An AVS/Express project defines your development and execution environment. A project includes:
- Libraries - the libraries of template objects
- External code - C, Fortran, or C++ routines
- Processes - the express executable, as well as any external processes
When you start AVS/Express, you access AVS/Express' development and execution environment, in other words, you start and access a default project. When you save your application, you save all of the objects that make up that application as well as the environment (libraries, code, and processes) that supports that application. In AVS/Express terminology, this means that you save a project for your application. The project that you save defines itself as being like the install project with any additions and changes you make.
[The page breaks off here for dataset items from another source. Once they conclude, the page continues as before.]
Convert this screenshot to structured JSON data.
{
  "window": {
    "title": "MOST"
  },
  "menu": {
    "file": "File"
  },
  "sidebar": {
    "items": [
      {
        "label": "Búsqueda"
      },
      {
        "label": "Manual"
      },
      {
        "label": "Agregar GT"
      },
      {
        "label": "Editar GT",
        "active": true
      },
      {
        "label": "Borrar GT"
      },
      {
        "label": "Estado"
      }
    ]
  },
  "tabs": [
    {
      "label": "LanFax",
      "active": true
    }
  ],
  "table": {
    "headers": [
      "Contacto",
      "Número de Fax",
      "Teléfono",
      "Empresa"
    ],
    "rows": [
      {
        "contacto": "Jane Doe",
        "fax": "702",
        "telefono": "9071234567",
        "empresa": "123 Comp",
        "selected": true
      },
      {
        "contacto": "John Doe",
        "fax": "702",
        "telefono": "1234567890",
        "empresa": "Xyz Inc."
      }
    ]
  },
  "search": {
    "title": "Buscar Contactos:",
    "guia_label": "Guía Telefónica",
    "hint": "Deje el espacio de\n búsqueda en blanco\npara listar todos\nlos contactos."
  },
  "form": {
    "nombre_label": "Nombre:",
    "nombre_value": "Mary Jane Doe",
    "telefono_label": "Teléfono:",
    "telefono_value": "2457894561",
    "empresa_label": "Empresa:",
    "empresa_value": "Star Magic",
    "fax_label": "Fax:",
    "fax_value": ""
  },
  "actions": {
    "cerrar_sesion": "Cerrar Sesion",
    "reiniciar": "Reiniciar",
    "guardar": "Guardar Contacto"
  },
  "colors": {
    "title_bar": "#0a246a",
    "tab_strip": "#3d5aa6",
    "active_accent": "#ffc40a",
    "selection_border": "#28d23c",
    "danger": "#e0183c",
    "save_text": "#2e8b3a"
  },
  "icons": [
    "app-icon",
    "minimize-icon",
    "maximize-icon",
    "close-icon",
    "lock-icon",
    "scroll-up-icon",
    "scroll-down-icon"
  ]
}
Once you have created a project, you can define chains of projects, whereby a project is a derivative of some other project, which in turn is a derivative of yet another project. This allows a group of developers to share objects and work on specific objects that are unique to their own development tasks.
You can use AVS/Express in three ways to deliver complete applications as well as smaller application components.
- You can use AVS/Express to build, debug, and deliver complete applications that can be run in any version of AVS/Express. You can also generate run-times of those applications and deliver them as standalone executables.
- You can build reusable application components that can be embedded in other applications or called from outside AVS/Express.
- AVS/Express can be used as a server under the control of a client program. The client either starts AVS/Express or connects to an already executing instance of AVS/Express. Through an API, the client then instances and executes AVS/Express objects.